In high school, parkour became a huge thing. The guys would flip off the side of the school, trying to be like comic book characters. I was never afraid to do anything once, and somehow in between showing off and flirting with the cute boy, I hurt my ankle.
I can't remember if there was a snap. There may have been. All I know is that my friends had to help me get to my first period. Then when second period came around, it took two of my friends to yank off my boot. My ankle was swollen, already turning into a watercolor painting, and when I touched it, it felt squishy and gross. I went to the nurse. She said that I probably pulled a ligament and should wrap it and walk on it. Then she sent me on my merry way with an ice pack.
I limped from class to class, using the wall as a guide so I would put the least amount of pressure on my ankle. I begged Heather to take me to the doctor because my ankle hurt so bad.
Heather never did.
I don't know why I was surprised.
This was the same woman who last year sent me to school with a 102-degree temperature—she never answered her phone, so I spent the entire day in the nurse's office working on homework.
This was the same woman who didn't listen to me when I said I was sick. Two weeks before my fifteenth birthday, I fainted.
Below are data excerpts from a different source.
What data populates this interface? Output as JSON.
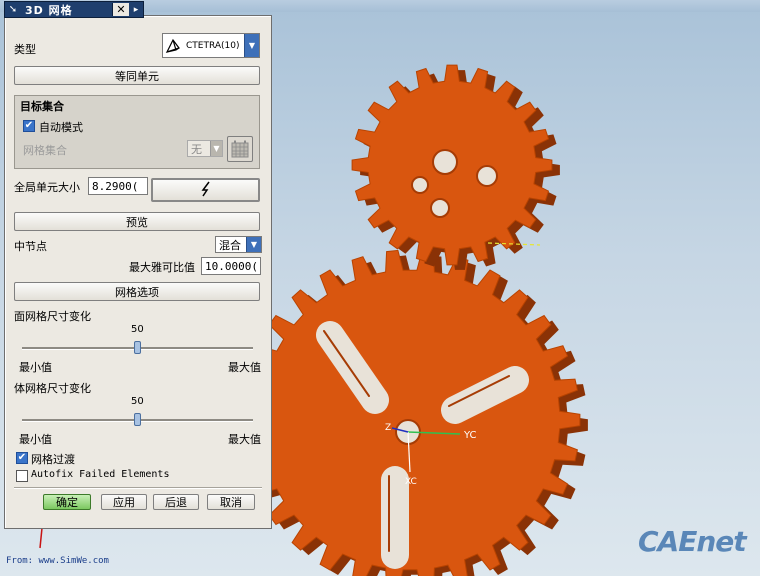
{
  "dialog": {
    "title": "3D 网格",
    "close_glyph": "✕",
    "type_label": "类型",
    "type_value": "CTETRA(10)",
    "equal_button": "等同单元",
    "target_group_title": "目标集合",
    "auto_mode_label": "自动模式",
    "auto_mode_checked": true,
    "mesh_collector_label": "网格集合",
    "mesh_collector_value": "无",
    "global_size_label": "全局单元大小",
    "global_size_value": "8.2900(",
    "preview_button": "预览",
    "mid_node_label": "中节点",
    "mid_node_value": "混合",
    "max_jacobian_label": "最大雅可比值",
    "max_jacobian_value": "10.0000(",
    "mesh_options_button": "网格选项",
    "surface_size_label": "面网格尺寸变化",
    "surface_slider_value": "50",
    "surface_min": "最小值",
    "surface_max": "最大值",
    "volume_size_label": "体网格尺寸变化",
    "volume_slider_value": "50",
    "volume_min": "最小值",
    "volume_max": "最大值",
    "mesh_transition_label": "网格过渡",
    "mesh_transition_checked": true,
    "autofix_label": "Autofix Failed Elements",
    "autofix_checked": false,
    "ok_button": "确定",
    "apply_button": "应用",
    "back_button": "后退",
    "cancel_button": "取消"
  },
  "viewport": {
    "axis_yc": "YC",
    "axis_xc": "XC",
    "axis_z": "Z",
    "gear_color": "#d9560f"
  },
  "watermark": {
    "brand": "CAEnet",
    "from": "From: www.SimWe.com"
  },
  "icons": {
    "pin": "pin-icon",
    "tetra": "tetra-mesh-icon",
    "lightning": "lightning-icon",
    "grid": "grid-select-icon"
  }
}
I ended up in the hospital for pneumonia and bronchitis.
Heather took me out of the hospital against the doctor's orders. The doctor was extremely concerned about the fluid in my lungs due to pneumonia and bronchitis, but Heather insisted on taking me home. She told him she'd care for me and ensure I took it easy.
It was a lie. She went back out to party with her friends while I took care of my siblings, still running a temperature and coughing up phlegm.
This was the same woman who didn't listen to me when I told her that Camron, my littlest brother, needed to go to the doctor. He was maybe only a year or so old, and he had a sinus infection.
The sinus infection got so bad that the poor boy had literal mucus coming out of his eyes. He'd wake up screaming in the mornings because his eyes were basically glued shut from the congealed mucus that had oozed out during the night. Neither Heather nor Brian would wake up to take care of him.
Instead, that was up to me. I'd get a warm rag and place it over his eyes, whispering, "Shh, Cam Cam, it's okay, monkey," to calm him down.
So no, I shouldn't have been surprised that she never took me to the doctor for my broken ankle. Maybe I was still holding on to the hope that she'd prove she could be a good mother—she didn't.